Well known for both his fun-loving approach to life and his indefatigable work ethic, Boyd Martin has represented the U.S.A. in three-day eventing at two Olympic Games and two World Championships, and was on the gold-medal-winning Pan Am Games team in 2015. Boyd’s wife, Silva Martin, is a grand prix dressage rider and they have a son, Nox. Boyd and Silva train out of their own farm, Windurra USA in Cochranville, Pennsylvania, and spend winters at Stable View Farm in Aiken, South Carolina.
When do you shoe your horse in preparation for a competition?
The ideal time to get your horse shod in preparation for a big competition is about two weeks in advance.

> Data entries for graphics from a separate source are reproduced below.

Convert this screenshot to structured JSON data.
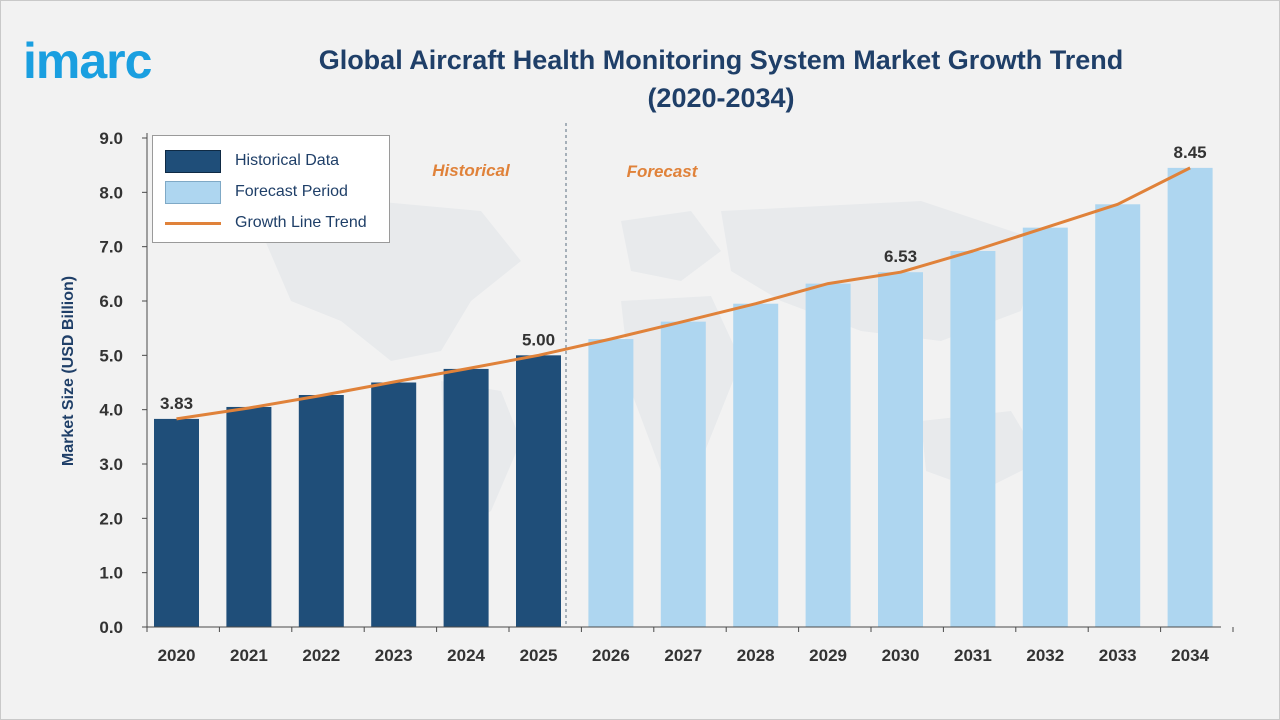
{
  "logo": {
    "text": "imarc",
    "color": "#1a9fe0"
  },
  "header": {
    "title_line1": "Global Aircraft Health Monitoring System Market Growth Trend",
    "title_line2": "(2020-2034)"
  },
  "legend": {
    "historical_label": "Historical Data",
    "forecast_label": "Forecast Period",
    "trend_label": "Growth Line Trend"
  },
  "colors": {
    "historical": "#1f4e79",
    "forecast": "#aed6f0",
    "trend": "#e0823a",
    "annotation": "#e0823a",
    "text": "#1f3f68",
    "map": "#d6dde3"
  },
  "chart_data": {
    "type": "bar",
    "title": "Global Aircraft Health Monitoring System Market Growth Trend (2020-2034)",
    "xlabel": "",
    "ylabel": "Market Size (USD Billion)",
    "ylim": [
      0,
      9
    ],
    "yticks": [
      "0.0",
      "1.0",
      "2.0",
      "3.0",
      "4.0",
      "5.0",
      "6.0",
      "7.0",
      "8.0",
      "9.0"
    ],
    "grid": false,
    "legend_position": "top-left",
    "categories": [
      "2020",
      "2021",
      "2022",
      "2023",
      "2024",
      "2025",
      "2026",
      "2027",
      "2028",
      "2029",
      "2030",
      "2031",
      "2032",
      "2033",
      "2034"
    ],
    "series": [
      {
        "name": "Historical Data",
        "values": [
          3.83,
          4.05,
          4.27,
          4.5,
          4.75,
          5.0,
          null,
          null,
          null,
          null,
          null,
          null,
          null,
          null,
          null
        ]
      },
      {
        "name": "Forecast Period",
        "values": [
          null,
          null,
          null,
          null,
          null,
          null,
          5.3,
          5.62,
          5.95,
          6.32,
          6.53,
          6.92,
          7.35,
          7.78,
          8.45
        ]
      },
      {
        "name": "Growth Line Trend",
        "type": "line",
        "values": [
          3.83,
          4.03,
          4.26,
          4.51,
          4.75,
          5.0,
          5.3,
          5.62,
          5.95,
          6.32,
          6.53,
          6.92,
          7.35,
          7.78,
          8.45
        ]
      }
    ],
    "data_labels": [
      {
        "category": "2020",
        "text": "3.83"
      },
      {
        "category": "2025",
        "text": "5.00"
      },
      {
        "category": "2030",
        "text": "6.53"
      },
      {
        "category": "2034",
        "text": "8.45"
      }
    ],
    "annotations": [
      {
        "text": "Historical",
        "region": "historical"
      },
      {
        "text": "Forecast",
        "region": "forecast"
      }
    ],
    "divider_after": "2025"
  }
}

This means that if there’s a mishap with the shoeing, there’s time to do some emergency repair work so that you can still reach your goals. Try to plan your shoeing dates in your calendar so that you can time your appointments accordingly; there’s nothing worse than the feeling of sliding through mud at 570 meters per minute with only two shoes left on your horse’s feet! If there’s any chance of slippery or muddy going, also make sure the shoes are drilled and tapped so that you can use studs as needed.
How do you plan your horse’s training leading up to a big event?

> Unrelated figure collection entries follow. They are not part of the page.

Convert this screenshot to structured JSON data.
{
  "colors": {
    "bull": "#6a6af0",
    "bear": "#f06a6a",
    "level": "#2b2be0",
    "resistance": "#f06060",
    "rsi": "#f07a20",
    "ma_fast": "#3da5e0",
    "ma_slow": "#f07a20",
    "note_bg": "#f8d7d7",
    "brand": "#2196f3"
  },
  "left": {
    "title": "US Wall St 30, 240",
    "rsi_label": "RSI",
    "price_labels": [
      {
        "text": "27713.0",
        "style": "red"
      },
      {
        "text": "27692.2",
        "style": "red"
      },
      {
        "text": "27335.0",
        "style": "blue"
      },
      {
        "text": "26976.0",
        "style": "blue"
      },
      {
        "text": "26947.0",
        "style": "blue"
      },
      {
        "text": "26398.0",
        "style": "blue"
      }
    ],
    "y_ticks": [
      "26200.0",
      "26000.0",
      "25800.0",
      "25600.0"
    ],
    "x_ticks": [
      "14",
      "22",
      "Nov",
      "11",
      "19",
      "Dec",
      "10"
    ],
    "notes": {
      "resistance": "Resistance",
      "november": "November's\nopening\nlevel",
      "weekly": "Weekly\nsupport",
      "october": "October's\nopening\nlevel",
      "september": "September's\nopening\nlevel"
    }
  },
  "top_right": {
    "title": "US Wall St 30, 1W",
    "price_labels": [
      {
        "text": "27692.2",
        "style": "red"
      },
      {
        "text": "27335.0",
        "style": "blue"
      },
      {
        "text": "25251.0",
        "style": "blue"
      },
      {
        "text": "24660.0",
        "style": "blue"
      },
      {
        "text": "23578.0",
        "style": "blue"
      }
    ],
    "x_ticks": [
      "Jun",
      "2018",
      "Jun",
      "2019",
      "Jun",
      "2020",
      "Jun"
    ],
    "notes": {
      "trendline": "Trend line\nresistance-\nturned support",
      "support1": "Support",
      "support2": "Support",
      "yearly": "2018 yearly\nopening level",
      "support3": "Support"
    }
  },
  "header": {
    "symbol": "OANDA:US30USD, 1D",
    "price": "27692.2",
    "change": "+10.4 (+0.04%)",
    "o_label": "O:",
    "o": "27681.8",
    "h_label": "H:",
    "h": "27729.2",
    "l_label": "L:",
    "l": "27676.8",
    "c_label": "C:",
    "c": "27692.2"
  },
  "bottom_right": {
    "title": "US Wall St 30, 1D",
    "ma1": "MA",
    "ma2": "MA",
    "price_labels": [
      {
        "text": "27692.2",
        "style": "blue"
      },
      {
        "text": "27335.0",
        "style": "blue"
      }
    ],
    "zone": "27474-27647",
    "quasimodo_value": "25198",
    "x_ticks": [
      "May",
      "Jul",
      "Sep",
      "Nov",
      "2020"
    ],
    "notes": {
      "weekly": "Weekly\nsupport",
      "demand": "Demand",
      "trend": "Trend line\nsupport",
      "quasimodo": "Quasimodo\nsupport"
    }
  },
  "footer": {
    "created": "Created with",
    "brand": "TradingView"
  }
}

Get yourself a calendar, or use the calendar app in your smartphone. As you go into the final weeks, try to have a day-to-day plan of what you want to do with your horse. Each day, have an idea of what you want to achieve and the exact time limitations of your training schedule. These plans can be changed according to your specific situation, but try to stick as close to them as you can.
As the competition approaches, it’s very easy to get irrational as far as what to do with your horse. Often your mind starts working overtime, trying to convince you to do more and more and more, but this usually leads to a painful breakdown rather than competitive success. The final stretch before a competition is when you should be perfecting your talents, not learning new skills.
The final week before the big competition, you’re going to have to walk the fine line of getting your horse perfectly tuned without going over the top and blowing it all. Make sure you have a few training sessions with your regular coach, and put the finishing touches on your performance. Often the only difference in the results you see between the good riders and the great riders is the preparation that has taken place before the event. All in all, it’s your attention to every small detail in preparation for this one event that will make the difference between winning and losing.
How do you keep your horse balanced and off the forehand when galloping cross-country?
One of the important factors to consider when training your horse to go cross-country is the way the horse gallops between fences. To me this is equally as important as teaching the horse to jump water, ditches and banks. When I’m schooling cross-country, the first section of my session would be galloping fences. I have a nice, big, flat field and I like to spend some time on single, galloping fences. If you think about a cross-country course, this type of jump makes up about 60 percent of the course anyway.
What I’m trying to encourage my horse to do is jump out of stride and when he lands he should gallop away from the jump. Each horse will like to travel in his own way. Within reason, you’ve got to allow the horse to gallop along the way he’s comfortable. Ideally his head should be up a bit and he should be carrying the bit forward lightly. I don’t like a horse that’s low in front, on his forehand and leaning on the bit. Similarly to dressage, if he’s in this undesirable frame, I’d try to rebalance the horse and lift his head and front end up, get him to a place where I’m comfortable and then soften my hand and allow him to gallop on. Eventually he’ll learn he has to land, lift his shoulder and wither and gallop on.
Like all riding, it’s not all about the hand — you also need to squeeze with the leg and try to lift his whole balance uphill and lighter. It’s a combination of the lower leg, a little seat and a bit of hand. To simplify, it’s a very similar process to a half-halt in the dressage or show jumping but the speed might be faster and the horse in a slightly different balance. When you look around the world, the good cross-country horses at the moment are coming out of Germany and their riders have simple bits and bridles, often just an egg-butt snaffle and no martingale, and these riders have done heaps of schooling and the horse is just gently balanced and turning and listening to the rider, all in this soft, uphill balance. Often this doesn’t come naturally, so as riders we have to teach our horses to gallop softly and in balance.
You’ve had your share of ups and downs — how do you plan for disaster?
One of the real tests of a champion is how they handle themselves when disaster strikes. No matter how well you’ve planned everything out, things rarely go to plan. Injuries, weather conditions, family crises and transportation issues always seem to interfere. The trick is for you to keep yourself focused on the job at hand. And if you think you are having a bad day, rest assured that your fellow competitors have their share of problems too! Sometimes you just have to grin and bear it.
That said, I’ve learned a few lessons along the way. Make sure your insurance is up to date and that you know what it covers. When you go to an event, have a capable friend available to help take care of your horse in case you are incapacitated. Have a plan for how your horses will be cared for if you are sidelined for a while. While you hope you never need these things, it’s always best to be prepared.